Die linksliberale Regierung in Spanien erleichtert illegalen Migranten den Zugang zum staatlichen Gesundheitssystem. Der Ministerrat beschloss am 10. März ein Dekret, das das Verfahren für den Zugang zur öffentlichen Gesundheitsversorgung vereinheitlichen und Hürden senken soll.
Der grundsätzliche Zugang zur öffentlichen Gesundheitsversorgung für Migranten ohne Aufenthaltsstatus besteht in Spanien bereits seit einer Gesetzesänderung im Jahr 2018. Künftig reicht dafür eine sogenannte „declaración responsable“ aus. Antragsteller erklären darin unter anderem, dass sie keinen anderen Anspruch auf Gesundheitsversorgung haben und kein anderer Staat oder Dritter für ihre Behandlung zuständig ist. Antragsteller müssen außerdem erklären, nicht mit dem Ziel nach Spanien eingereist zu sein, eine bereits diagnostizierte Krankheit behandeln zu lassen.

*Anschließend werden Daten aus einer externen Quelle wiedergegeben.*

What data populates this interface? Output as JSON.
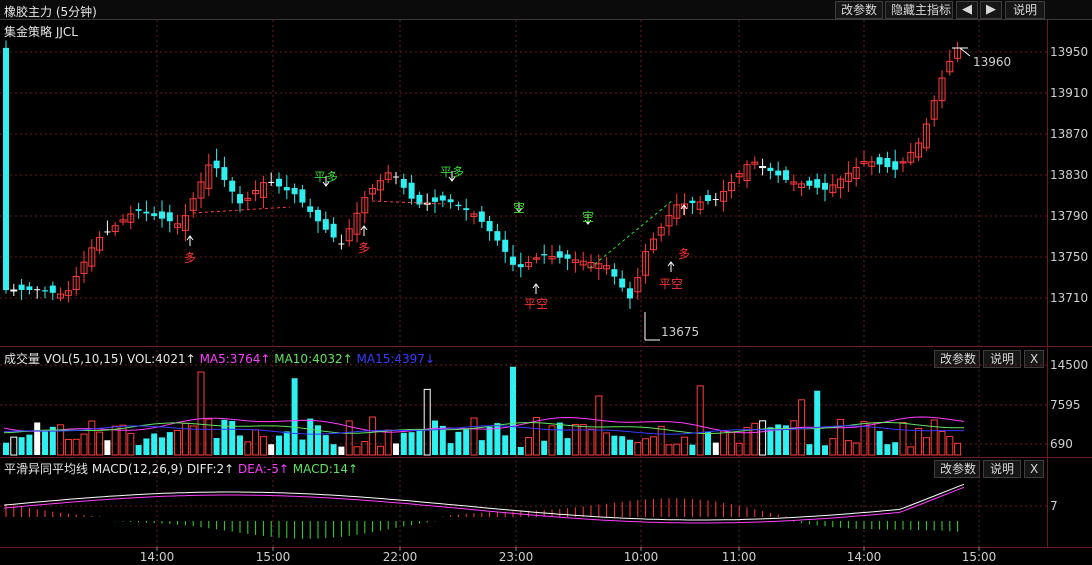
{
  "window": {
    "title": "橡胶主力 (5分钟)",
    "strategy": "集金策略 JJCL",
    "buttons": {
      "params": "改参数",
      "hide_main": "隐藏主指标",
      "prev": "◀",
      "next": "▶",
      "help": "说明"
    }
  },
  "price_panel": {
    "y_ticks": [
      "13950",
      "13910",
      "13870",
      "13830",
      "13790",
      "13750",
      "13710"
    ],
    "high_label": "13960",
    "low_label": "13675",
    "signals": [
      {
        "text": "多",
        "color": "#ff3030"
      },
      {
        "text": "平多",
        "color": "#33dd33"
      },
      {
        "text": "多",
        "color": "#ff3030"
      },
      {
        "text": "平多",
        "color": "#33dd33"
      },
      {
        "text": "空",
        "color": "#33dd33"
      },
      {
        "text": "平空",
        "color": "#ff3030"
      },
      {
        "text": "空",
        "color": "#33dd33"
      },
      {
        "text": "平空",
        "color": "#ff3030"
      },
      {
        "text": "多",
        "color": "#ff3030"
      }
    ]
  },
  "volume_panel": {
    "name": "成交量",
    "indicator": "VOL(5,10,15)",
    "vol": "VOL:4021↑",
    "ma5": "MA5:3764↑",
    "ma10": "MA10:4032↑",
    "ma15": "MA15:4397↓",
    "y_ticks": [
      "14500",
      "7595",
      "690"
    ],
    "buttons": {
      "params": "改参数",
      "help": "说明",
      "close": "X"
    }
  },
  "macd_panel": {
    "name": "平滑异同平均线",
    "indicator": "MACD(12,26,9)",
    "diff": "DIFF:2↑",
    "dea": "DEA:-5↑",
    "macd": "MACD:14↑",
    "y_ticks": [
      "7"
    ],
    "buttons": {
      "params": "改参数",
      "help": "说明",
      "close": "X"
    }
  },
  "time_axis": [
    "14:00",
    "15:00",
    "22:00",
    "23:00",
    "10:00",
    "11:00",
    "14:00",
    "15:00"
  ],
  "colors": {
    "up": "#ff3b3b",
    "down": "#2ff0f0",
    "flat": "#ffffff",
    "grid": "#6a1d1d",
    "ma5": "#ff3cff",
    "ma10": "#5fe35f",
    "ma15": "#3a3aff"
  }
}
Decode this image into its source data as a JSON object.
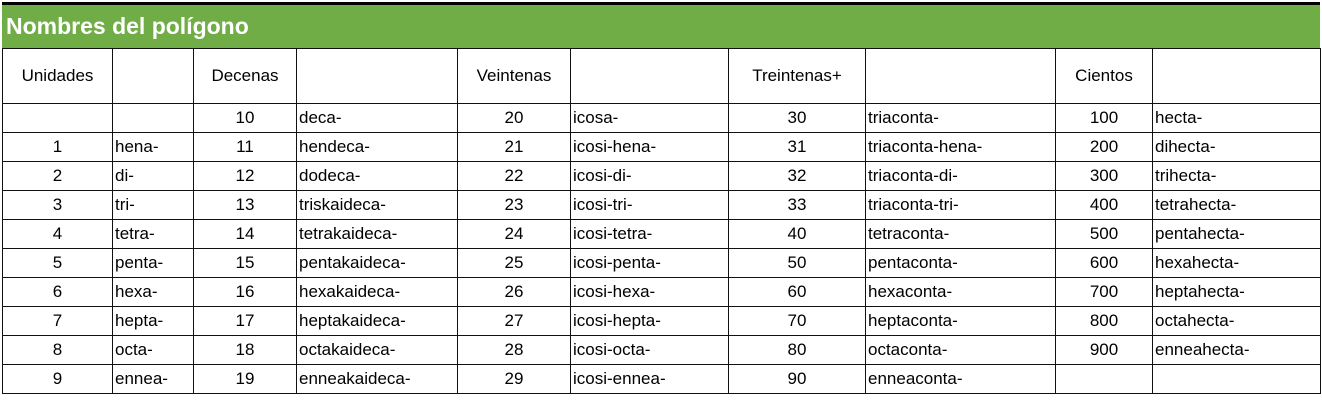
{
  "title": "Nombres del polígono",
  "accent_color": "#70ad47",
  "headers": [
    "Unidades",
    "",
    "Decenas",
    "",
    "Veintenas",
    "",
    "Treintenas+",
    "",
    "Cientos",
    ""
  ],
  "rows": [
    [
      "",
      "",
      "10",
      "deca-",
      "20",
      "icosa-",
      "30",
      "triaconta-",
      "100",
      "hecta-"
    ],
    [
      "1",
      "hena-",
      "11",
      "hendeca-",
      "21",
      "icosi-hena-",
      "31",
      "triaconta-hena-",
      "200",
      "dihecta-"
    ],
    [
      "2",
      "di-",
      "12",
      "dodeca-",
      "22",
      "icosi-di-",
      "32",
      "triaconta-di-",
      "300",
      "trihecta-"
    ],
    [
      "3",
      "tri-",
      "13",
      "triskaideca-",
      "23",
      "icosi-tri-",
      "33",
      "triaconta-tri-",
      "400",
      "tetrahecta-"
    ],
    [
      "4",
      "tetra-",
      "14",
      "tetrakaideca-",
      "24",
      "icosi-tetra-",
      "40",
      "tetraconta-",
      "500",
      "pentahecta-"
    ],
    [
      "5",
      "penta-",
      "15",
      "pentakaideca-",
      "25",
      "icosi-penta-",
      "50",
      "pentaconta-",
      "600",
      "hexahecta-"
    ],
    [
      "6",
      "hexa-",
      "16",
      "hexakaideca-",
      "26",
      "icosi-hexa-",
      "60",
      "hexaconta-",
      "700",
      "heptahecta-"
    ],
    [
      "7",
      "hepta-",
      "17",
      "heptakaideca-",
      "27",
      "icosi-hepta-",
      "70",
      "heptaconta-",
      "800",
      "octahecta-"
    ],
    [
      "8",
      "octa-",
      "18",
      "octakaideca-",
      "28",
      "icosi-octa-",
      "80",
      "octaconta-",
      "900",
      "enneahecta-"
    ],
    [
      "9",
      "ennea-",
      "19",
      "enneakaideca-",
      "29",
      "icosi-ennea-",
      "90",
      "enneaconta-",
      "",
      ""
    ]
  ]
}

Mit dem Einreichen dieser Erklärung erhalten Betroffene unmittelbar ein vorläufiges Dokument, das ihnen Zugang zum staatlichen Gesundheitssystem verschafft. Eine vorherige Prüfung der Angaben findet zu diesem Zeitpunkt nicht statt. Die Behörden haben anschließend bis zu drei Monate Zeit, den Antrag zu prüfen. Erfolgt innerhalb dieser Frist keine Entscheidung, gilt der Antrag automatisch als genehmigt.